The Fellowship of the LLMs: Multi-Agent Workflows for Synthetic Preference Optimization Dataset Generation
This paper presents an advanced methodology for generating synthetic Preference Optimization (PO) datasets using multi-agent workflows, focusing particularly on the automation and enhancement of both the response evaluation and generation processes. The research aims to alleviate the labor-intensive and often biased nature of human-annotated PO dataset creation.
Overview and Methodology
The research introduces a dual-module approach for PO dataset generation: the response evaluation module and the response generation module. The response evaluation module explores the efficacy of LLMs as evaluators, comparing three key prompting strategies: Direct Comparison, Independent Scoring, and Combined Scoring. Within these strategies, three different evaluation configurations are assessed: LLM-as-a-Judge, LLMs-as-a-Jury, and LLM Debate. The quality of these configurations was evaluated using inter-rater agreement measured by Cohen's Kappa on datasets such as Alpaca Eval, FairEval, PandaLM-Eval, and MT-Bench.
In the response generation module, the multi-agent framework operates through an LLM Feedback Loop involving a generator LLM and a feedback LLM to iteratively refine responses. Multiple configurations were tested, covering different roles for Llama and Gemma models. The primary metric for evaluating these configurations was the win rate, indicating the fraction of times a generation framework outperformed a single-agent baseline.
Empirical Findings
LLM-as-a-Judge
The LLM-as-a-Judge configuration provided substantial insights:
- Direct Comparison and Combined Scoring consistently outperformed Independent Scoring, with the latter showing lower Cohen’s Kappa values.
- Among Direct Comparison and Combined Scoring strategies, the scoring-out-of-10 scale for Combined Scoring displayed superior results.
- GPT-4o outperformed other LLMs across various datasets, underscoring its reliable evaluation capabilities but also revealing potential biases when candidate responses came from its family, as evidenced in the FairEval dataset.
LLMs-as-a-Jury
The LLMs-as-a-Jury configuration presented mixed results:
- The jury approach surpassed the single-judge configuration on the FairEval and MT-Bench datasets but showed variability across different datasets.
- Juries mitigated biases seen in single-agent evaluations, particularly those involving responses from the judge’s own model family.
- The top-performing juries included a mix of Gemma and GPT models, suggesting that diversity in LLMs contributes to more robust evaluation outcomes.
LLM Debate
The LLM Debate configuration demonstrated:
- An increased Cohen's Kappa score for GPT-4o on FairEval when using the Debate framework, showcasing improved impartiality.
- Variable performance across datasets, with no consistent superiority over the jury or single-judge frameworks.
- Higher resource demands and more complex management compared to single-agent setups.

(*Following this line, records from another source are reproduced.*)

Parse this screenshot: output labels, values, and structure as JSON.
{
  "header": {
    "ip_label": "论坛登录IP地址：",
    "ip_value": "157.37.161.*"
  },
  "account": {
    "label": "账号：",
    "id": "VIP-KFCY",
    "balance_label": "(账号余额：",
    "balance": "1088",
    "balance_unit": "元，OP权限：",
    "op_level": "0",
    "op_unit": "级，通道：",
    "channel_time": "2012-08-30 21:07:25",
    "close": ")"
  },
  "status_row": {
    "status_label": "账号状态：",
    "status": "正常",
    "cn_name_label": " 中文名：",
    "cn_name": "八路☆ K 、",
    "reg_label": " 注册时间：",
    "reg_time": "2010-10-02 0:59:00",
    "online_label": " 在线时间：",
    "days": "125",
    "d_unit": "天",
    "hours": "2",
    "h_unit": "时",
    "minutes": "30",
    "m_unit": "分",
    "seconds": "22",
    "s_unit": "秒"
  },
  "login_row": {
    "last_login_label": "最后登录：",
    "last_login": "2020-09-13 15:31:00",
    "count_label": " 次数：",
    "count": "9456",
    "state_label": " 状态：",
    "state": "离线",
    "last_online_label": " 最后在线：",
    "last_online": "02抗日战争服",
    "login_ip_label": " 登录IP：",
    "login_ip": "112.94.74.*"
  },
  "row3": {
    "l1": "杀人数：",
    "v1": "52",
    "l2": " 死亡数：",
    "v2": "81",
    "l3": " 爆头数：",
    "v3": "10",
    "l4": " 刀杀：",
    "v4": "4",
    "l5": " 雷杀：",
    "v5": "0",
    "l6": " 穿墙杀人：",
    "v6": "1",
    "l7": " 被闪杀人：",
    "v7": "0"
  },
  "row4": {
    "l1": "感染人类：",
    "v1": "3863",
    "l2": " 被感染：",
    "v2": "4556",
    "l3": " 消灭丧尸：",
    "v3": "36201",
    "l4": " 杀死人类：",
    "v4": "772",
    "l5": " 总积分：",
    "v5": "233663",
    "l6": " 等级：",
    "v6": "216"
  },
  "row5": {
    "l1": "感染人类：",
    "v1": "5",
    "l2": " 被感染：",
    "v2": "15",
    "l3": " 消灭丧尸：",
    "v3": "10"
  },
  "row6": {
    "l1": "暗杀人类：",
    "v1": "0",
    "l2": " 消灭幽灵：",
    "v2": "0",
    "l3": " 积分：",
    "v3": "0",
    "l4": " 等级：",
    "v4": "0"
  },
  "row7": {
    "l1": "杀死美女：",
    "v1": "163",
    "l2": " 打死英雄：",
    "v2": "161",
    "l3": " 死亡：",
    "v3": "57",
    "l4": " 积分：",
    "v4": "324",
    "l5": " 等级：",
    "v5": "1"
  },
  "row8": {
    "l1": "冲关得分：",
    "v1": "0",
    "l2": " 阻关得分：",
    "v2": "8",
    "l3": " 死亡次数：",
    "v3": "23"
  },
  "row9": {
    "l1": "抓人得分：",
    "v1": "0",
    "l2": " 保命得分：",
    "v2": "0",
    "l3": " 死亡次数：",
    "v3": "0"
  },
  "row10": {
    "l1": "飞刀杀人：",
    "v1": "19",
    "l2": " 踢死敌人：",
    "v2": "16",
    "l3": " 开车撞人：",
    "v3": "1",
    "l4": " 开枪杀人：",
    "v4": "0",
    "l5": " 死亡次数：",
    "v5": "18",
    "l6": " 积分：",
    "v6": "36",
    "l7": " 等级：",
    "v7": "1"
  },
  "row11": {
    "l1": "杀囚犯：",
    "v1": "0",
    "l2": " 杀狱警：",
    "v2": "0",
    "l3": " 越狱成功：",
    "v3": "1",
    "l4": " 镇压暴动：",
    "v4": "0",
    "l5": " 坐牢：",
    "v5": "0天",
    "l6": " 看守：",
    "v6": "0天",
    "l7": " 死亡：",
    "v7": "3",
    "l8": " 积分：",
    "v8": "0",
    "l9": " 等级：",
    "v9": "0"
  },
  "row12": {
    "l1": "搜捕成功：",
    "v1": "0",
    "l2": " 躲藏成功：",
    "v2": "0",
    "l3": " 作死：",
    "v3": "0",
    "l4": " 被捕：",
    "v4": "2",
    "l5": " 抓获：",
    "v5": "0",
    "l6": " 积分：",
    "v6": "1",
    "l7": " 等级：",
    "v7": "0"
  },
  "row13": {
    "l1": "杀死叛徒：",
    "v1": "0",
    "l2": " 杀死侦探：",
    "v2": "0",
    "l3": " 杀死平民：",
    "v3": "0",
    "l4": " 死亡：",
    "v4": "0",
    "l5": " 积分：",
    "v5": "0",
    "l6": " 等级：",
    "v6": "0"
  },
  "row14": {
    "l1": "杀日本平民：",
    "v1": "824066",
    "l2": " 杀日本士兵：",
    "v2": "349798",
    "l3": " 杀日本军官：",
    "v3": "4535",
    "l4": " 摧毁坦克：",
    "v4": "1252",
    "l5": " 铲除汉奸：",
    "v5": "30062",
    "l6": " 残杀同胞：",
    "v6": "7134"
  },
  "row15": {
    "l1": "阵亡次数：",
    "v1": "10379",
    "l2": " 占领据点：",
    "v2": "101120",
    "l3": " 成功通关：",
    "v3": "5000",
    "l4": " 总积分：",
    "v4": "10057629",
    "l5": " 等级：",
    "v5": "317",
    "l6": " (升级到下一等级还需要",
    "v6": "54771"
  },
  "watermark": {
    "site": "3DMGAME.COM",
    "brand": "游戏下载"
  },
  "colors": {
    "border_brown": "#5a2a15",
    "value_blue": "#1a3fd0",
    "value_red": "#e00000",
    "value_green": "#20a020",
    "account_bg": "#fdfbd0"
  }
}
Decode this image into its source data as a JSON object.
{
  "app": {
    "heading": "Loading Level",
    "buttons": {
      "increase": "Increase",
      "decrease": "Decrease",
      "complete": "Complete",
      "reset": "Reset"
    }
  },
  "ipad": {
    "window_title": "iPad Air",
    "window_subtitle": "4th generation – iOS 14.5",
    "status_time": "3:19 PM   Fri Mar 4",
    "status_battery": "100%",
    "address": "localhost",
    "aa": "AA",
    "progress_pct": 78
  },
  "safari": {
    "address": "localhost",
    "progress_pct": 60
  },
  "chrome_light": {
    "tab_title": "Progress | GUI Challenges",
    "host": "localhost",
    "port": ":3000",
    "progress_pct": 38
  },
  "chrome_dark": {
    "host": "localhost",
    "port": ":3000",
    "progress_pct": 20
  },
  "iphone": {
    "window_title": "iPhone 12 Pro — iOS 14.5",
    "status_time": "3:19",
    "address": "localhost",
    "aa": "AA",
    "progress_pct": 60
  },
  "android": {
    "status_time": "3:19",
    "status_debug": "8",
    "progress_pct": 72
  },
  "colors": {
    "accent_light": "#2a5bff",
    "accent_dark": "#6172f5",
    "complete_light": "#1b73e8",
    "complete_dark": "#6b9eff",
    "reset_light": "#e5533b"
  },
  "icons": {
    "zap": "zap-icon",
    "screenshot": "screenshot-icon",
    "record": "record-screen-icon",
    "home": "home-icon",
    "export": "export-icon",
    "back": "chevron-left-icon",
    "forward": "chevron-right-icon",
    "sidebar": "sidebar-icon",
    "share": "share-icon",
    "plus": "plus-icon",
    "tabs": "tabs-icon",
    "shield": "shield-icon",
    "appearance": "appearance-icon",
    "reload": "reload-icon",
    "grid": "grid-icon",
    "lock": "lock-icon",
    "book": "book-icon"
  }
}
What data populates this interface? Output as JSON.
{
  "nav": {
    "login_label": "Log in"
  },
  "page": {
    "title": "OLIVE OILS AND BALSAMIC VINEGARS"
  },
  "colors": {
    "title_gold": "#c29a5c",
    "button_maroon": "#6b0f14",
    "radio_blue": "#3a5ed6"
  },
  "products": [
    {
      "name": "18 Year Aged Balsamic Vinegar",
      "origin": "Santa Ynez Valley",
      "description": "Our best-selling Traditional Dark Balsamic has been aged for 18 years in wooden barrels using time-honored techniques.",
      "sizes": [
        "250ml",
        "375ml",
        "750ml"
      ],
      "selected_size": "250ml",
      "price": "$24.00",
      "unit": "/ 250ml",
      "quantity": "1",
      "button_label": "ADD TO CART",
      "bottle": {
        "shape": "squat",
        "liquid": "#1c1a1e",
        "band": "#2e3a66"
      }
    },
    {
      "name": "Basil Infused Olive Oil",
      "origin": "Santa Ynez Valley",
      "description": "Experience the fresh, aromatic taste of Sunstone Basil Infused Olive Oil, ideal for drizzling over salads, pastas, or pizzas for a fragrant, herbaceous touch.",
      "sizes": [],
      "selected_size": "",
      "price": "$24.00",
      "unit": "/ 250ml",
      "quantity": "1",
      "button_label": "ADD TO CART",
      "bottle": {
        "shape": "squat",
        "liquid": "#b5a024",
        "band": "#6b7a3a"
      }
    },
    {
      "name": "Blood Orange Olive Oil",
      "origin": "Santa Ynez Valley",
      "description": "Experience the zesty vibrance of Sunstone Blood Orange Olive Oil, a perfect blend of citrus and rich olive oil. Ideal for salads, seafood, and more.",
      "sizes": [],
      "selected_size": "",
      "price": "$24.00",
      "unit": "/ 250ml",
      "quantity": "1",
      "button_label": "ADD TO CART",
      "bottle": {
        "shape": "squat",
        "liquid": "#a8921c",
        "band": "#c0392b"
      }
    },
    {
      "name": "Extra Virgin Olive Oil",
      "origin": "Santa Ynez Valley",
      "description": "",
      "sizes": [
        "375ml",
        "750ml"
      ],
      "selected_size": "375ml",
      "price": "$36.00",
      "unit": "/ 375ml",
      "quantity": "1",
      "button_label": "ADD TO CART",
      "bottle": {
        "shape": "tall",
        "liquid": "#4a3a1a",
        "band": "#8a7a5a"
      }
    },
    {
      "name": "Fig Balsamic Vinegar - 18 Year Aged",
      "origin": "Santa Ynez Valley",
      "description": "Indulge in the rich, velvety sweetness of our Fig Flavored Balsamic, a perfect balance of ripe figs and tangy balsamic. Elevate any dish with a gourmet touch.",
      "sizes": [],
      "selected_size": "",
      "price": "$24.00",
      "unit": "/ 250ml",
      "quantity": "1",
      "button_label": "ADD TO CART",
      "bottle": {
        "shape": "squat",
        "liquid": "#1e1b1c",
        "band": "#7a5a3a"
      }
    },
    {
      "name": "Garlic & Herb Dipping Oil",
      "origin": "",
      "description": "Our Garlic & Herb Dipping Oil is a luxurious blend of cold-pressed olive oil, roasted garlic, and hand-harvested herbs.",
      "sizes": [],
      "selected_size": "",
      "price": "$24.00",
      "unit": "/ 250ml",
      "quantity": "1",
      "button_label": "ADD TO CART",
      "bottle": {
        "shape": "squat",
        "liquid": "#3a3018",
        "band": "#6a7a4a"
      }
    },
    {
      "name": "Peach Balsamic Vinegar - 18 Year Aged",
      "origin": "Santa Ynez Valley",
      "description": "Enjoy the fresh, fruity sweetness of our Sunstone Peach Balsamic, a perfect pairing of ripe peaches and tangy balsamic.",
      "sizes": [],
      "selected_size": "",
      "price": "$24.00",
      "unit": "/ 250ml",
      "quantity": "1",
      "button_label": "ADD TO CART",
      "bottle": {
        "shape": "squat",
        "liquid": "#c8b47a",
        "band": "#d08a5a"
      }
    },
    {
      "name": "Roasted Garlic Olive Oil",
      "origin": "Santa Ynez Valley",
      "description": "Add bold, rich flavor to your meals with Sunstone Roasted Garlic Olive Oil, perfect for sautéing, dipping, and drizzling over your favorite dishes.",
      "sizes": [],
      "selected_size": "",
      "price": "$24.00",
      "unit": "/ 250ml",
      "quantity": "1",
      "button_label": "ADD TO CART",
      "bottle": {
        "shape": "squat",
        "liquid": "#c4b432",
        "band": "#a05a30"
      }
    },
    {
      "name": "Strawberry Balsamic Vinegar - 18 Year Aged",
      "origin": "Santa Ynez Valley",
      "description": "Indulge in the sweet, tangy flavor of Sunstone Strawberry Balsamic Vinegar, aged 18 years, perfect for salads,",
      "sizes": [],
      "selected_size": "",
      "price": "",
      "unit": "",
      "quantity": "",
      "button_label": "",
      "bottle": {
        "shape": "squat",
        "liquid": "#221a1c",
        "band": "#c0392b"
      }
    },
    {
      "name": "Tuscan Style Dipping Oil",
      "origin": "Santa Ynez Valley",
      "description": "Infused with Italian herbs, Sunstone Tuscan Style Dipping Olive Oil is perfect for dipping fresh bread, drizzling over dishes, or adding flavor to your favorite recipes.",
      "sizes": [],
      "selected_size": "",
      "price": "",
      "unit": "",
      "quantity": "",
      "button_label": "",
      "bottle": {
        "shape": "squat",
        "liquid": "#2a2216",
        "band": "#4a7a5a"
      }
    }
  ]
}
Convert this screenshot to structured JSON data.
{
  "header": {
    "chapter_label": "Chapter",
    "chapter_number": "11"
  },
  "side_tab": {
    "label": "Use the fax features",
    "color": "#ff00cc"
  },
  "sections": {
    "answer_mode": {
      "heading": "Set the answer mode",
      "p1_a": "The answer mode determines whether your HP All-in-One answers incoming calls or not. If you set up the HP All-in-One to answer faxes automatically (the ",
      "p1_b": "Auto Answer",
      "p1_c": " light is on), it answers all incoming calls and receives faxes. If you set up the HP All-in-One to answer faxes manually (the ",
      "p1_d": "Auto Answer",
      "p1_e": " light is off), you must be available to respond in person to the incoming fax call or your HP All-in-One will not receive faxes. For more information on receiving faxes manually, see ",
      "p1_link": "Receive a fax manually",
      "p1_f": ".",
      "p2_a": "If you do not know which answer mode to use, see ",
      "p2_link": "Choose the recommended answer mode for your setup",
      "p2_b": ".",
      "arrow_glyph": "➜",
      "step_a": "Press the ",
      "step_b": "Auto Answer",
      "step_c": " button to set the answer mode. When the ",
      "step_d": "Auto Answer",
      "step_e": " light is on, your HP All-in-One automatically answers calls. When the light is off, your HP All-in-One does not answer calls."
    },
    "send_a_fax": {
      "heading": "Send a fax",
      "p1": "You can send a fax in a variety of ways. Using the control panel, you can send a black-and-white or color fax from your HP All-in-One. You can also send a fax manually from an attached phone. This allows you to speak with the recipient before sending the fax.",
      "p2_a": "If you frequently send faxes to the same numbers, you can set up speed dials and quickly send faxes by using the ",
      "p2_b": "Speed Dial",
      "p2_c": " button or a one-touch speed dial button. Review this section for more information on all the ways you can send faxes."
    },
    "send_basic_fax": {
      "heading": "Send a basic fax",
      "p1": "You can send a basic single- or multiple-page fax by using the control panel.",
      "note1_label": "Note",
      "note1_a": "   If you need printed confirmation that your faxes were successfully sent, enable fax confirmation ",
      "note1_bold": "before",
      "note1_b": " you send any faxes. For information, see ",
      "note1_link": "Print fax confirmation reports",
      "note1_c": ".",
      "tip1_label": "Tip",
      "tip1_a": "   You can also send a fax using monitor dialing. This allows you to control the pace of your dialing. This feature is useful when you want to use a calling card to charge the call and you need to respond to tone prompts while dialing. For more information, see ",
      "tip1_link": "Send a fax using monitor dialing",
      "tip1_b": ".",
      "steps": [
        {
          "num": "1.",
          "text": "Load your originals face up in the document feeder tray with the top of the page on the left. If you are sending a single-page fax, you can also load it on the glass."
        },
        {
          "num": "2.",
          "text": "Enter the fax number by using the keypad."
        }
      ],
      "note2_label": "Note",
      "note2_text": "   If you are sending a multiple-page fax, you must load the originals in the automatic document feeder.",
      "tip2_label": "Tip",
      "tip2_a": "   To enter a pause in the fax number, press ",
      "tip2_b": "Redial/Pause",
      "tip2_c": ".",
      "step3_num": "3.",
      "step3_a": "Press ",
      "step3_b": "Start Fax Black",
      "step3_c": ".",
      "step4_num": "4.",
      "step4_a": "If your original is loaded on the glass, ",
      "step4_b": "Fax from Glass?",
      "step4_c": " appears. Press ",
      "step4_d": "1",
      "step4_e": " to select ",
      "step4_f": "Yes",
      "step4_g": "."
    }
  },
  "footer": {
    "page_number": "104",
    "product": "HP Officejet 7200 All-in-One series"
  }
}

Response Generation and Multi-Agent Configuration
In the LLM Feedback Loop, configurations with Llama-3.1-8b as the generator and Gemma-2-9b as the reviewer performed optimally, achieving a significant win rate advantage over single-agent baselines:
- Llama as the generator with Gemma as a reviewer showed a 49.0% win rate against GPT-4o, 71.8% against single-agent Llama, and 73.8% against single-agent Gemma.
- Results indicated that leveraging the complementary strengths of different models enhances the quality of generated responses, validating the efficacy of multi-agent frameworks.
Practical and Theoretical Implications
This paper's findings have profound implications for the future of AI development:
- Practical Implications: Automating PO dataset generation significantly reduces reliance on human annotators, streamlining the creation of large-scale, high-quality datasets critical for fine-tuning and improving LLMs.
- Theoretical Implications: The comparative analysis of different evaluation frameworks contributes valuable knowledge towards understanding model bias, consistency, and effectiveness in AI. This paves the way for more impartial, robust, and scalable AI systems.
Conclusion and Future Work
The research concludes with the successful generation of multiple PO datasets aimed at improving individual and multi-agent LLM capabilities. The use of GPT-4o as a judge and the Llama-Gemma feedback loop configuration emerged as effective strategies. Future work could explore:
- Model Performance Post-Fine-Tuning: Assessing the impact of the generated datasets on models fine-tuned with these datasets.
- Larger Scale Models: Employing larger models like Llama-3.1-70b and Gemma-2-27b for dataset generation.
- Iteration Experiments: Analyzing the number of iterations in the feedback loop to optimize the framework further.
In summary, this research lays a foundation for more advanced, automated frameworks in generating and evaluating PO datasets, enhancing both practical applications and theoretical understanding in AI.